Paid plans with the ability to host private APIs start at $50 year for hosting on InstantAPIs shared platform (which runs in Softlayer’s data centers for the time being) and the business package for enterprise users who want to run the service on dedicated servers (or on their own metal) starts at $250 a month. That’s a pretty big gap between the two paid plans, but Ling tells me that the team is seeing quite a bit of demand for the pricier plan as enterprise start to realize how much money they can save using InstantAPI versus building their own APIs from scratch. The company argues that it can save a company up to $10,000 per API per year.

Ling hopes to get 10,000 APIs onto its platform as quickly as possible — and then get to 100,000 soon. The reason for this is that the team also looks at InstantAPI as an API discovery platform. And there more APIs there are, the more interesting that service becomes. What exactly that will look like remains to be seen, but as Ling noted, “once you have lots of apps on the platform, the marketplace changes.”

InstantAPI was founded by Ling (CEO), Sunil Kumar (CTO), Jay Reed (COO), Mimi Ling (CFO) and Lukas Druks. The company is mostly self-funded, though it did raise some money when it participated in the Tech Wildcatters accelerator earlier this year.

Disrupt Q&A

How do you respond to engineers who think they can build this themselves.

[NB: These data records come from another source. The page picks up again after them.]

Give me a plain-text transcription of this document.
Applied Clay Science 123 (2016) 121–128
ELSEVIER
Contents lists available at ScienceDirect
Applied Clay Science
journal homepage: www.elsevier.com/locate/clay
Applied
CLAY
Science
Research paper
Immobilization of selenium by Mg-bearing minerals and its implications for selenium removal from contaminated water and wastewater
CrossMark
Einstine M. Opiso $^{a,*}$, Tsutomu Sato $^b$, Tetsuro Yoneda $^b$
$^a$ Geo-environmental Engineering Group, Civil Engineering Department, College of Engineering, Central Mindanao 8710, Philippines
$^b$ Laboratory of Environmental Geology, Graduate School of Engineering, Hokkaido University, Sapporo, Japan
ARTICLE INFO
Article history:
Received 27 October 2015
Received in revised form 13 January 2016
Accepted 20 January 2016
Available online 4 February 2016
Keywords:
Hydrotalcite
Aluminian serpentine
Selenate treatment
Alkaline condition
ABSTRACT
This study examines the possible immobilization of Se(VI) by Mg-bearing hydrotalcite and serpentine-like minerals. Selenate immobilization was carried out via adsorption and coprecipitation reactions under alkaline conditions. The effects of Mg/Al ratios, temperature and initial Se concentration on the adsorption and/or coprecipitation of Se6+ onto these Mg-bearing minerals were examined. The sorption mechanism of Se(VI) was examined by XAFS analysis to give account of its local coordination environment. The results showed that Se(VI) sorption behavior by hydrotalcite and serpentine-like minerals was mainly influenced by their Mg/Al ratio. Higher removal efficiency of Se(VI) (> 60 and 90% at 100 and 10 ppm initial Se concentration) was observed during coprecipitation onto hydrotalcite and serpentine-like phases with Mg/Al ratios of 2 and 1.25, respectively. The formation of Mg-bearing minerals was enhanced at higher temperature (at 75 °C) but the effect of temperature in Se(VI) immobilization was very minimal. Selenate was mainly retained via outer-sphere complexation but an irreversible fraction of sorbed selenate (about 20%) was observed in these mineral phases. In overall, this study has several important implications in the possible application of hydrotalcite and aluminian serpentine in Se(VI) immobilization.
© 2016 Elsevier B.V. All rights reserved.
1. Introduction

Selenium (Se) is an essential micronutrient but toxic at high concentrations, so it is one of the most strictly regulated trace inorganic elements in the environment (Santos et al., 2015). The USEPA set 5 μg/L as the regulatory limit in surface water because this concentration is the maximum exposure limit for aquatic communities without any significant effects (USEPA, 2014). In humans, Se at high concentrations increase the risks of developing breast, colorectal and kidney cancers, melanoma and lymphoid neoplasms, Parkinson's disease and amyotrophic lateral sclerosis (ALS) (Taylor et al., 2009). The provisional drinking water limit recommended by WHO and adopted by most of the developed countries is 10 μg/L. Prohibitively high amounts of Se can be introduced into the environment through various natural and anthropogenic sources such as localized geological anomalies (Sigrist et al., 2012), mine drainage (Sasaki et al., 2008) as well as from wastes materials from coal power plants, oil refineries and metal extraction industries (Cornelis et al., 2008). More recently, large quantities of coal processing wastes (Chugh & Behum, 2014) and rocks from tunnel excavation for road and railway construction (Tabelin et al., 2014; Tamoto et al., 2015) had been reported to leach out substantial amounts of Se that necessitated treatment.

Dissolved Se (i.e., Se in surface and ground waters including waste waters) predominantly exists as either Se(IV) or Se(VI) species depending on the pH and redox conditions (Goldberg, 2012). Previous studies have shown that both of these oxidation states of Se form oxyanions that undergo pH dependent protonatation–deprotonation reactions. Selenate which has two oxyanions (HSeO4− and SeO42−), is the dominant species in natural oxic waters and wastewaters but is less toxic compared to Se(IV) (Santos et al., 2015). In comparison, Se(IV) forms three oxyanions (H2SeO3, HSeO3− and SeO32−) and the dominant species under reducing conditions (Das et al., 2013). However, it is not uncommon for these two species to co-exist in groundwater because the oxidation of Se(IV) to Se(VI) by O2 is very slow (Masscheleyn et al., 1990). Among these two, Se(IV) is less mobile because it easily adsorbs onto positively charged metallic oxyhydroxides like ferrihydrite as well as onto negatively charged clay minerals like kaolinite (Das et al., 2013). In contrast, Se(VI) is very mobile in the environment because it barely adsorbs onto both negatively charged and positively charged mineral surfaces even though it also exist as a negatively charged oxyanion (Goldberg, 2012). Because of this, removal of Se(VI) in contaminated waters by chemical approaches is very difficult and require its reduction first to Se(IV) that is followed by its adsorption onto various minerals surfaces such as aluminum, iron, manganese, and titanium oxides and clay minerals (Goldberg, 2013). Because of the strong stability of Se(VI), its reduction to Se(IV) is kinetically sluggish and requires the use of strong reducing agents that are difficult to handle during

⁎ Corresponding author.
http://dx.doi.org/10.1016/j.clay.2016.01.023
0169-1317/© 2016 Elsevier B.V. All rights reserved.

Building an API isn’t that hard for an engineer, but when it comes to scaling it and doing more complex integrations, it can take a long time. With us, they can be up in five minutes.

Can you talk more about the companies that have signed up.

We were surprised by how many enterprises approached us. Because of this, we are now hiring enterprise sales people. When it comes to the enterprise, barriers to acceptance and how you sell changes radically.

Can you talk more about the team?

We have two technical people. A product manager, our CPA Mimi and people who help us with design, etc.

Who are your competitors? Mashape?

Mashery, Layer 7, etc. But we don’t do API management beyond what we have to do.